Larry Elliott, Economics editor of the Guardian (26 February 2008:28) used the L’Oreal catchphrase by saying ‘Truly, this is the “because I’m worth it” generation. Our

culture is steeped in a value system that celebrates instant gratification hedonism and selfishness’. But the problem is not that simple. It is possibly not even a

matter of morality. If the deposit plus mortgage ratios of the 1970s are applied to 2007, the total loans available will not be enough to buy even a terraced house in

most parts of the UK, with 2007 salary levels. In September 2007 40% of first time buyers were borrowing above 90% of the cost of the house they were buying. Bank rate

was 5.75%
In 2008 less than 1 in 5 were borrowing more than 90% with a bank rate on the way down. Large mortgages were not available. The situation is made more complicated by

the uneven effects of taxation and benefits, which tend to favour lower income households. The problem of income rising more slowly relative to house prices meant that

people tried to service a loan beyond their ability to make regular repayments.     Northern Rock and other companies made loans that were more than the property was

worth, thus fuelling the consumer boom of the early 21st century.
In 1970 a household income of £30,000 would only have justified a mortgage of £90,000 but in 2008 Northern Rock would have lent £180,000, a mortgage to income ratio of

6:1   A gross personal annual income of £30,000 would only produce about £2200 per month. With the rise in interest rates the mortgage repayments take up more of the

total income, leading to people unable to pay their interest rates.
‘Northern Rock’s “business model” reflected a far higher willingness to make the type of loans outlined above than most other mortgage lenders.’ The company had made

loans that became worth very little. Repossessions nationally rose.

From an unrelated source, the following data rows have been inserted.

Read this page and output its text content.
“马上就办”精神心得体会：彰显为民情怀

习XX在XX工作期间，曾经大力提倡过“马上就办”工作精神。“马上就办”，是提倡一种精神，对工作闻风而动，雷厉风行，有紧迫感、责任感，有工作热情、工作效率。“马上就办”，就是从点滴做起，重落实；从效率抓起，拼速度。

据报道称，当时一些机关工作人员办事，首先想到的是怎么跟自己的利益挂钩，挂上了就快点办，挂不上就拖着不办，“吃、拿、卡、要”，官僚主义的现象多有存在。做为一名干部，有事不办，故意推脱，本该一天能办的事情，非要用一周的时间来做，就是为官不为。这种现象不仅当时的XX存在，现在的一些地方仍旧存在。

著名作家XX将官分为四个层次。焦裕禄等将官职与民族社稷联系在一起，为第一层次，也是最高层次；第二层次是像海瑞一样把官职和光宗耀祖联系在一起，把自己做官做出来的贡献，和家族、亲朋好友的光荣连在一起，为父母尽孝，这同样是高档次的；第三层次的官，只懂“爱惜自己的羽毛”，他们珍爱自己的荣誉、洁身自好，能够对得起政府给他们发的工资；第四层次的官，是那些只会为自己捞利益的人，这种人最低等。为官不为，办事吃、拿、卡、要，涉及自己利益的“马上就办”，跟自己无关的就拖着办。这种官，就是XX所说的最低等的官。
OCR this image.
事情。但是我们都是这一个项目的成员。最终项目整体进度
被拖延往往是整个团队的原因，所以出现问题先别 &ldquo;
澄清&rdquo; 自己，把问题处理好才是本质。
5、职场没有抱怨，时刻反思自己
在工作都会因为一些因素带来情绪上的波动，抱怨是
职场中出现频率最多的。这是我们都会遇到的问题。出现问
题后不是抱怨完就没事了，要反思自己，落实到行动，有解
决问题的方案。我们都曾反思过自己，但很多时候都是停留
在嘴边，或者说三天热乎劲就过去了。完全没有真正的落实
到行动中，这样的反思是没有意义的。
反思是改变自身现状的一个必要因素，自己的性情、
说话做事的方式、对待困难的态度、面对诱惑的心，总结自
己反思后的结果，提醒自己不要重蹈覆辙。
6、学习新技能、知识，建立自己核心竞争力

Some specific issues of regulation raised by the collapse of Northern Rock.
A House of Lords enquiry heavily criticised the Financial Services Authority (FSA). The Labour Government between 1997 and 2007 liberalised the City of London. The

style of government regulation became more remote, less detailed. The activities of supervising and regulating the financial institutions were divided between the FSA

and the Bank of England, with both answerable to the Treasury, the government department ultimately accountable to Parliament. But it was unclear to the lenders, the

banks, about who might take regulatory action.
Politically, there were those who wished the bank to fail. Huge salaries paid to business executives led to the view that they should sort things out. However, the

television pictures of angry depositors of Northern Rock caused political problems for the government.
Member of Parliament Vince Cable, a respected commentator on financial management, said ‘The run on Northern Rock was not only a failure of the bank, but also a

failure of regulation. Northern Rock’s managers behaved like a bunch of cowboys and the FSA did nothing to rein them in, or even appear to see there was a problem.’